Ludwig Cancer Research, the trial sponsor, and the investigators have reviewed the available data in part 1 of the expansion phase and concluded that the threshold has been met in the CRC cohort. The second part of the CRC cohort has therefore been opened for recruitment with the aim of enrolling 14 additional patients. For OC, threshold was not met, and this cohort has been closed for further recruitment.

Dr. Dmitriy Zamarin, Medical Oncologist at Memorial Sloan Kettering Cancer Center (MSK), Investigator at the Ludwig Center at MSK and Principal Investigator of the study, said: "Chemotherapy-resistant microsatellite-stable colorectal cancer is a challenging disease to treat, with a response rate to immune checkpoint inhibitor monotherapy of less than 5%. We are hopeful that the immune activation by ONCOS-102 in peritoneal cavity may sensitize these tumors to immune checkpoint inhibition and improve this response rate."

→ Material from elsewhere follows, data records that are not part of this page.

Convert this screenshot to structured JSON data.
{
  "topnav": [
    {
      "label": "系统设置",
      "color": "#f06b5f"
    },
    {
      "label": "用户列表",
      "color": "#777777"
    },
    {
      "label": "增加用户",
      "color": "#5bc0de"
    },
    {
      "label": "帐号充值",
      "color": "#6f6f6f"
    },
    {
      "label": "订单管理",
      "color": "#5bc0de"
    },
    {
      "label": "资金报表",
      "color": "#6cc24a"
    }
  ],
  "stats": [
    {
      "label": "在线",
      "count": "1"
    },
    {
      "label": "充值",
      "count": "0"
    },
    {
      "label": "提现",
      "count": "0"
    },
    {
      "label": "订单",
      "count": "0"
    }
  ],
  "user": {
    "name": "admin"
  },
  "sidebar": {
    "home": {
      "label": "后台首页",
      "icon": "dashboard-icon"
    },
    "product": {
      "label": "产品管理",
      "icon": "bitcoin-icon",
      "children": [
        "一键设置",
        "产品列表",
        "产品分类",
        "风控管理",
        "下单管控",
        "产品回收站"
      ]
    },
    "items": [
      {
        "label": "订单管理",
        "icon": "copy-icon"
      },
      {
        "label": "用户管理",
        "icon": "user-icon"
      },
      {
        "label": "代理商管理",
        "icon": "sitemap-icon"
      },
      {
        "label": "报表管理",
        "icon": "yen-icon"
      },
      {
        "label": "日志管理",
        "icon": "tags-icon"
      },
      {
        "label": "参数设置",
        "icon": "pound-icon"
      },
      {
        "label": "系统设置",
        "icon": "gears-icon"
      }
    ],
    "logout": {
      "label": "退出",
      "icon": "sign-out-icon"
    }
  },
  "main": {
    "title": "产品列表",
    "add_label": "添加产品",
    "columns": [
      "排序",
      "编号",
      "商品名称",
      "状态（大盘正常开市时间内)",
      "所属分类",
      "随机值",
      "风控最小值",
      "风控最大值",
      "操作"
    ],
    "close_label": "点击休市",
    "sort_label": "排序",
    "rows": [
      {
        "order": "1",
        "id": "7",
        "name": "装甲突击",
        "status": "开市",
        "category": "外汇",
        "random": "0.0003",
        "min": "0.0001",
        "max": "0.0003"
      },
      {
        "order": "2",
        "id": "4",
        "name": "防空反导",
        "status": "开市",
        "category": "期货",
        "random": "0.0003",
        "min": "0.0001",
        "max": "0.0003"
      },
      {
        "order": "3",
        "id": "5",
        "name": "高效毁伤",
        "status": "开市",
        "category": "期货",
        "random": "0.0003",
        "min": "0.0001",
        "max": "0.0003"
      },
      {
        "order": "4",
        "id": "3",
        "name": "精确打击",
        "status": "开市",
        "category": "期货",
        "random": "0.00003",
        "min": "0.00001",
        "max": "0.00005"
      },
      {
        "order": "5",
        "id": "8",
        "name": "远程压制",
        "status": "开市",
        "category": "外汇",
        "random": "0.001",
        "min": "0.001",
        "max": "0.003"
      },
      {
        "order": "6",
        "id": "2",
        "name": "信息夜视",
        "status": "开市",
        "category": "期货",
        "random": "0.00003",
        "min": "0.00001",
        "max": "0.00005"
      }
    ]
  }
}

Dr. Magnus Jäderberg, Chief Medical Officer of Targovax, said: "The first part of the trial has allowed us to determine which primary cancer holds most promise for future development of ONCOS-102 in the intra-peritoneal setting. We are very pleased to see that the efficacy threshold has been met for the CRC cohort, and will now focus exclusively on this patient population of primary, platinum-resistant CRC with peritoneal metastases for the second part of the trial. This is a large patient group with no effective available treatment alternatives today, and we are hopeful that this novel combination of immunotherapies can deliver benefit in this disease with very high unmet medical need."

The trial is a collaboration between Targovax, AstraZeneca (LSE/STO/Nasdaq: AZN), Cancer Research Institute (CRI) and Ludwig Cancer Research.